Now if a moon or an asteroid is quite small, then it doesn’t have strong enough gravity to pull the matter together evenly – so if it starts out an uneven shape then it will just stay that way. There are lots of examples of unevenly shaped asteroids and moons like this – but the biggest and most massive ones are round, just like planets are.

What would happen to the Earth if there was no moon?

The main effect that the Moon has on the Earth is tidal gravity, which causes the tides in the Earth’s seas and oceans.

Some scientists think that the effect of the tides, causing water to “slosh” back and forth in shallow pools by the edge of the sea, might have created good conditions for early life to evolve. So if there hadn’t been a Moon then the tides would have been much lower, and perhaps that might even mean that life evolved differently on Earth! And the effect of Moonlight, illuminating the night – particularly around the time of full Moon – may also have had a big effect on how life evolved too.

How were the moon’s craters made?

They were formed when something, like an asteroid or meteor or comet, hit the Moon. The force of the impact made the crater – sometimes a really big crater! Most of the Moon’s craters were formed billions of years ago, when the Solar System was much younger and there was a lot of “debris” left over. There were probably lots of craters formed on the Earth back then too – but the Earth has an atmosphere, so the action of the weather and the wind and rain over millions and billions of years eroded away all the signs of the craters. The Moon doesn’t have an atmosphere so the craters on the Moon have been preserved as they were when they were formed.

Sometimes things do still hit the Earth, and can leave behind a crater. Fortunately, this doesn’t happen very often, but astronomers do try to work out when asteroids are heading near to the Earth – and make sure their orbits are going to miss us by a safe distance, like with the asteroid 1994PC1 which passed within about 1 million miles from the Earth on January 18th 2022.

Can asteroids or comets sometimes crash into other planets?

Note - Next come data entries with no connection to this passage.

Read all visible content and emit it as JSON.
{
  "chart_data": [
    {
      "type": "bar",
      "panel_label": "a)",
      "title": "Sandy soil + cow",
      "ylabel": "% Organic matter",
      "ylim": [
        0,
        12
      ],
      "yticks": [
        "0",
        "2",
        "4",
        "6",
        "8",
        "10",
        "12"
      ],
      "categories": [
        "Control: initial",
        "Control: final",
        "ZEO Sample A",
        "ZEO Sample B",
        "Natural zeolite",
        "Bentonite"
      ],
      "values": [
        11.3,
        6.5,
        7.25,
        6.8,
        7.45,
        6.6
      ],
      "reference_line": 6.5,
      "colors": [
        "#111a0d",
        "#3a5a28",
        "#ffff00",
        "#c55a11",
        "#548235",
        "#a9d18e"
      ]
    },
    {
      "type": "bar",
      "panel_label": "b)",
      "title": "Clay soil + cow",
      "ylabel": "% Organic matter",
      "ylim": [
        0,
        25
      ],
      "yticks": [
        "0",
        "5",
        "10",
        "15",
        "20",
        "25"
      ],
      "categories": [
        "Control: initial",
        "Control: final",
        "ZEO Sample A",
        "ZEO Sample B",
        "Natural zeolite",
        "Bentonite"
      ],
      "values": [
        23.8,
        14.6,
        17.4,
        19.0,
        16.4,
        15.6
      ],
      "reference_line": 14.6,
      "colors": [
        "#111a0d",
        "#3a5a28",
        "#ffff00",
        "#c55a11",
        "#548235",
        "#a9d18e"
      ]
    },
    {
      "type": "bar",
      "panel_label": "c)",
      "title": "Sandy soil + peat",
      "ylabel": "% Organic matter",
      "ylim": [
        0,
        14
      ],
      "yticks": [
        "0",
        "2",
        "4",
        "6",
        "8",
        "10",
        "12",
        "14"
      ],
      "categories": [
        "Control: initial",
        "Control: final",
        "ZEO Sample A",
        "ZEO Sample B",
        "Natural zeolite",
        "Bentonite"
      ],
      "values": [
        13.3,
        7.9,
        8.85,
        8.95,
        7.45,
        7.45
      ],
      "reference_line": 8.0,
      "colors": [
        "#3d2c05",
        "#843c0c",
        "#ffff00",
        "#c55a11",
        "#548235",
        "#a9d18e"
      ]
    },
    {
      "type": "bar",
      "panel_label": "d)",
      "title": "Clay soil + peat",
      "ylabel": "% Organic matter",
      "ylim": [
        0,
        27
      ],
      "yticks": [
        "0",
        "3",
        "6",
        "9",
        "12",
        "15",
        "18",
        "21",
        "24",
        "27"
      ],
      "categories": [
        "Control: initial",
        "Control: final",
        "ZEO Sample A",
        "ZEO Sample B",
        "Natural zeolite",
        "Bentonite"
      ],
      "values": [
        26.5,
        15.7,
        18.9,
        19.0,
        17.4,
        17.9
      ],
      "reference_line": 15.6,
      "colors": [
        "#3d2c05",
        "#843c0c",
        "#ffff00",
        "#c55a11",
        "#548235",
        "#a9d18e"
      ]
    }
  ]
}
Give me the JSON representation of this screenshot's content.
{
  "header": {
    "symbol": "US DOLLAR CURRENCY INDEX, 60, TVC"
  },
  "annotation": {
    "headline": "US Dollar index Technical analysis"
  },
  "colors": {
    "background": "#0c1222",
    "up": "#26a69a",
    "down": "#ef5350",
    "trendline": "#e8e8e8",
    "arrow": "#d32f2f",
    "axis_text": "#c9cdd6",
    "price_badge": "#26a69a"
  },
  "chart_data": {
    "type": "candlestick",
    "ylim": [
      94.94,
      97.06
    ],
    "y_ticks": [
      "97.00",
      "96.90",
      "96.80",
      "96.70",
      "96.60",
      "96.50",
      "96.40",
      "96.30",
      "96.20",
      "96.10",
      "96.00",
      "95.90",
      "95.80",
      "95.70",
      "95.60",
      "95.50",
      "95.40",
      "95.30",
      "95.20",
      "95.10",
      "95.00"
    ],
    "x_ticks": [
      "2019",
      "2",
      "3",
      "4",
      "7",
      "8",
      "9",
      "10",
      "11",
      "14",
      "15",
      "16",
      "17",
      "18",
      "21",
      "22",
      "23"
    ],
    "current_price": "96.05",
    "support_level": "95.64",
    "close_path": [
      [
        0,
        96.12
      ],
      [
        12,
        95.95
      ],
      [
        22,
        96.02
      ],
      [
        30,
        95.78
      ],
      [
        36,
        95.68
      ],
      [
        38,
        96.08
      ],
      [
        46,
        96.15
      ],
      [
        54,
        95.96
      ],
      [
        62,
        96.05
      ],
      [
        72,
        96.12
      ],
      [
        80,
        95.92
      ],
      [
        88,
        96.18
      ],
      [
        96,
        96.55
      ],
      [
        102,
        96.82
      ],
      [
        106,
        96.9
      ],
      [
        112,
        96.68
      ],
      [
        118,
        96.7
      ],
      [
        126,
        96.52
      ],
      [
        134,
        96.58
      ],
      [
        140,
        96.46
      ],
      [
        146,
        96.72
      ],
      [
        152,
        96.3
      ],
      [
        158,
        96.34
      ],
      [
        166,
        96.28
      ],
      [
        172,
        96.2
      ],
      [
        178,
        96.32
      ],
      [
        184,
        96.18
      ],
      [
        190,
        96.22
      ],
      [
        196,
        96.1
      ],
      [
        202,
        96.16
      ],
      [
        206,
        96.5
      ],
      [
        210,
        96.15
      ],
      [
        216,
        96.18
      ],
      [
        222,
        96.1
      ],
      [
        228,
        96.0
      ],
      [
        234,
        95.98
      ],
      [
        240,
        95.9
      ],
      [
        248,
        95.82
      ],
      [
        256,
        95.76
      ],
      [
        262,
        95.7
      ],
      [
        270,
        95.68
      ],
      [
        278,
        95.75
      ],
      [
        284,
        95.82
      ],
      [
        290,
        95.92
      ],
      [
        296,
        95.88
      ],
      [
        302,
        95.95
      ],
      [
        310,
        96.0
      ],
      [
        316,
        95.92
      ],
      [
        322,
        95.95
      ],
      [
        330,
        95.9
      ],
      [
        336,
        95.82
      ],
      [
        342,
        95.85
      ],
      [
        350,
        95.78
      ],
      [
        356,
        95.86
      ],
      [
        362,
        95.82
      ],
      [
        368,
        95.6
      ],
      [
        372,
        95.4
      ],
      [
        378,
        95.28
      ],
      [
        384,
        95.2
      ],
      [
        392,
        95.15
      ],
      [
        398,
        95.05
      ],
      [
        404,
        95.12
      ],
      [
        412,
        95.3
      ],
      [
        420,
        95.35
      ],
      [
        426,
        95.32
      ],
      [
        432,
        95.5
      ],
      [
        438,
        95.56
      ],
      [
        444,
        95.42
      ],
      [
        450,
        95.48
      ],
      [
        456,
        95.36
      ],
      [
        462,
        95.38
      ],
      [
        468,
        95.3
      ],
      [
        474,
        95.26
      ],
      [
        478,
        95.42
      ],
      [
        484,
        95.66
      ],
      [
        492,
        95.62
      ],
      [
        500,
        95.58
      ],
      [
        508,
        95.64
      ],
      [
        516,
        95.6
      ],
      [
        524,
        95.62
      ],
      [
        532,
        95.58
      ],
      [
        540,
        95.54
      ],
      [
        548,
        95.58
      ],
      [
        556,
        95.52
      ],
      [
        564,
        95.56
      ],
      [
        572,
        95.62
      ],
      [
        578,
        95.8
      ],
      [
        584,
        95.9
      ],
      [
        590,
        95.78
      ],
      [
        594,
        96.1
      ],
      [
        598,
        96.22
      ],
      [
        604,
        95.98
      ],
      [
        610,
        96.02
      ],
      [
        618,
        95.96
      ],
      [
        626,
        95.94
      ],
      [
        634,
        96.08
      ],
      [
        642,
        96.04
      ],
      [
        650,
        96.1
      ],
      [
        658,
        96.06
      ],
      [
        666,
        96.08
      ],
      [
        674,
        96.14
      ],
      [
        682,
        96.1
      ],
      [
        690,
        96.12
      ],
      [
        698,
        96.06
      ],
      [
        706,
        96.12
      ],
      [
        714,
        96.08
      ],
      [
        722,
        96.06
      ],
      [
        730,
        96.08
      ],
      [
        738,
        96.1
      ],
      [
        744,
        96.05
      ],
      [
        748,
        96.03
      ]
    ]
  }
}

Yes, absolutely! For example, if Ceres (a dwarf planet) ever did collide with Jupiter then it would be completely destroyed. Depending on how fast it was going – if it wasn’t a head-on collision, but instead Ceres was captured by Jupiter’s gravity and it orbited around the planet, gradually getting closer and closer – then it’s possible Ceres would get torn apart by what we call Jupiter’s tidal gravity. Tides are all about differences in forces: because the bit of Ceres that was closer to Jupiter would experience a stronger gravitational pull than the side of Ceres that was further away. So over time that would gradually tear Ceres apart, and give Jupiter a ring system – similar to Saturn’s rings. (In fact Jupiter already has a ring system, although it’s not as big and easy to spot through a telescope as Saturn’s, so that suggests moons or asteroids or comets have got too close to Jupiter in the past. We even saw this happen in 1994, when a comet called Shoemaker-Levy 9 got torn apart just before it collided with Jupiter.